La Région Occitanie espère mobiliser 50 millions d'euros d'épargne populaire en quelques années. — Michel Gile - Sipa
  • A partir du moins d’avril, les Occitans pourront investir leur épargne dans des entreprises régionales.
  • Chacun pourra contribuer, à partir de 100 euros, à ce nouveau dispositif voté ce jeudi par le conseil régional.

C’est l’effet de précaution provoqué par les incertitudes de la crise sanitaire. Des milliards d’épargne supplémentaires s’accumulent sur les comptes des Français En Occitanie, la présidente de région, Carole Delga (PS), veut « mobiliser cette épargne dans l’économie réelle, pour qu’elle ne dorme pas dans des livrets » . La sortante a annoncé le vote ce jeudi en assemblée plénière de la création d’Epargne Occitanie, un dispositif participatif « inédit en France » inspiré de ce qui se fait « en Europe du nord ou en Californie ».

La plateforme ouvrira en avril. Elle s’appuiera sur le savoir-faire de WiSeed, le pionnier et leader régional de crowdfunding. Les particuliers investisseurs pourront contribuer à partir de 100 euros, qu’ils habitent dans la région ou pas, mais l’opération sera aussi ouverte aux personnes morales, sous forme de capitaux ou même de dons.
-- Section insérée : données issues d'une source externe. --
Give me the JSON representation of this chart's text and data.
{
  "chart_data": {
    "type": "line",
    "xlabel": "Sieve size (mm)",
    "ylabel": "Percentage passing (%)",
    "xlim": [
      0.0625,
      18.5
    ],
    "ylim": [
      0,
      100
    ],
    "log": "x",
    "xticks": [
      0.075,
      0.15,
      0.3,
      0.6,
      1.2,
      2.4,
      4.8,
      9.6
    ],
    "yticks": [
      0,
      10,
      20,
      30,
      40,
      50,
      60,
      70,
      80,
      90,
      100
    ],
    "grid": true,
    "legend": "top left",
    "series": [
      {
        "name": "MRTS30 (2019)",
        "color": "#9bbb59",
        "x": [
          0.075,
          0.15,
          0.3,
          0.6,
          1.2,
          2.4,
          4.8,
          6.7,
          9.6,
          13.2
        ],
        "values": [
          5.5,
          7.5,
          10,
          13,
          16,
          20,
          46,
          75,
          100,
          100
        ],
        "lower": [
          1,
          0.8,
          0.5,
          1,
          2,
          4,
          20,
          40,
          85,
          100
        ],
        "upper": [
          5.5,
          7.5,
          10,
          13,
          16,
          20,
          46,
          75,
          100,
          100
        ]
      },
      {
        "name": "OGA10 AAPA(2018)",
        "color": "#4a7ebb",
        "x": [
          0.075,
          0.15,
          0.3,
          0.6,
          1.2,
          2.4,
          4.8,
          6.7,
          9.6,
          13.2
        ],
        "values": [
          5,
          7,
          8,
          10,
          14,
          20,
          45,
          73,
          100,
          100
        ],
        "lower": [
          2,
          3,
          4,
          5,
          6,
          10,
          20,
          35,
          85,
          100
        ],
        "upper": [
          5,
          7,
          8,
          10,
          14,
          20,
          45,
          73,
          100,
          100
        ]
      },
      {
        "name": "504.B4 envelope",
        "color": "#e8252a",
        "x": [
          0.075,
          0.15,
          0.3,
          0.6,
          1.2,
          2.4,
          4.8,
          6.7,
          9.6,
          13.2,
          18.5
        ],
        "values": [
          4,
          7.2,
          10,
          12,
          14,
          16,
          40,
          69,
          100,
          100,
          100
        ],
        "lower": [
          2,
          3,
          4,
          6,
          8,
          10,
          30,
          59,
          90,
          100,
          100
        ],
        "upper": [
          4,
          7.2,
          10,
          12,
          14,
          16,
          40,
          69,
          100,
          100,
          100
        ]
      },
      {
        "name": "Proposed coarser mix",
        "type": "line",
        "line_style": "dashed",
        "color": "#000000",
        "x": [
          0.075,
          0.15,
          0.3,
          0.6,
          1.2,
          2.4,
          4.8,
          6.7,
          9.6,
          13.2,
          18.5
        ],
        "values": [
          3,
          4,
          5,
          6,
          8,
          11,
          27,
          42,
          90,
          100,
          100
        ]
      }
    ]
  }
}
150 entreprises déjà intéressées

A l’autre bout de la chaîne, les entreprises éligibles à cette manne devront « avoir leur siège social, un établissement secondaire en région Occitanie ou un projet de relocalisation, et des besoins de financement de 50.000 à 8 millions sur sept ans maximum ».

Les entreprises retenues bénéficieront de l’accompagnement de la Chambre de commerce et d’industrie régionale et d’un coup de pouce de la région en termes de visibilité. Selon Carole Delga, 150 entreprises se sont déjà portées candidate à ce mode original de financement, pour une « demande financière globale de 20 millions d’euros ». L’élue espère pouvoir réunir jusqu’à 50 millions « en quelques années ».